Etymology. The specific epithet is latinised from the Greek adjective δαίμων usually interpreted as a ghost. A noun in apposition.

Distribution. Headwater streams in upper Tigris and Great Zab drainage in Turkey and Iraq.

Habitat. Glyptothorax daemon is found in upland rivers and streams with fast current and a substrate composed predominantly of rocks and gravel.
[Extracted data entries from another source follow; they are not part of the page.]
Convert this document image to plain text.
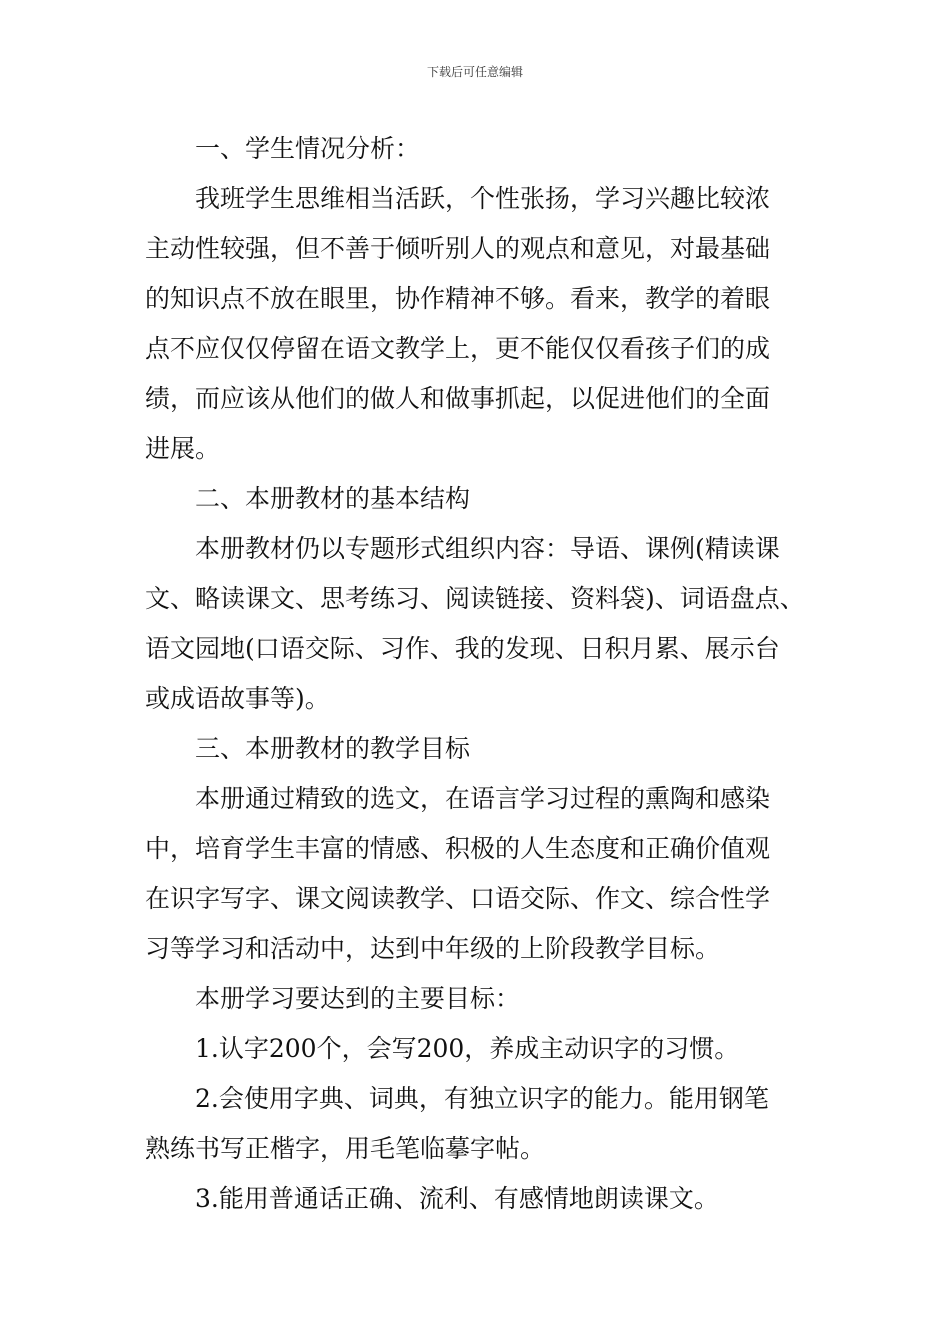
下载后可任意编辑
一、学生情况分析：
我班学生思维相当活跃，个性张扬，学习兴趣比较浓
主动性较强，但不善于倾听别人的观点和意见，对最基础
的知识点不放在眼里，协作精神不够。看来，教学的着眼
点不应仅仅停留在语文教学上，更不能仅仅看孩子们的成
绩，而应该从他们的做人和做事抓起，以促进他们的全面
进展。
二、本册教材的基本结构
本册教材仍以专题形式组织内容：导语、课例(精读课
文、略读课文、思考练习、阅读链接、资料袋)、词语盘点、
语文园地(口语交际、习作、我的发现、日积月累、展示台
或成语故事等)。
三、本册教材的教学目标
本册通过精致的选文，在语言学习过程的熏陶和感染
中，培育学生丰富的情感、积极的人生态度和正确价值观
在识字写字、课文阅读教学、口语交际、作文、综合性学
习等学习和活动中，达到中年级的上阶段教学目标。
本册学习要达到的主要目标：
1.认字200个，会写200，养成主动识字的习惯。
2.会使用字典、词典，有独立识字的能力。能用钢笔
熟练书写正楷字，用毛笔临摹字帖。
3.能用普通话正确、流利、有感情地朗读课文。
Remarks. The four populations of G. daemon examined for this study are sorted into two molecular groups with a minimum K2P distance of 2.0% in their DNA barcode sequence. We were unable to distinguish fishes from these two molecular groups by the morphological characters examined and therefore treat them as conspecific. Indeed, this is a very surprising situation as all sequenced individuals of G. cous cluster as sister to one G. daemon group with a K2P distance of 1.2% between them. While a K2P distance of 2.0% between populations of a fish species quite specialised for torrent headwaters is not a surprise, the close relationship of G. daemon with G. cous is. Potentially, G. daemon had hybridised with G. cous and at least some populations carry the mtDNA of G. daemon as an indicator of a past introgressive hybridisation. Therefore, we would expect that fish identified as G. cous by morphological characters but having quite different mtDNA might be found in the future.Alternatively, both species are just very closely related. With only mitochondrial COI data available, the phylogenetic relationship between G. daemon and G. cous cannot be resolved. We therefore regard it more appropriate and parsimonious to identify both populations as G. daemon than to describe an additional species, only distinguished from G. daemon by a K2P distance of 2.0% without any additional support from morphology or (unstudied) nuclear DNA sequences. Only a study on nuclear DNA could exclude the possibility of an introgressive hybridisation and clarify the phylogeny of this group. We do not identify G. daemon to be conspecific with G. cous , as both species are very well distinguished morphologically.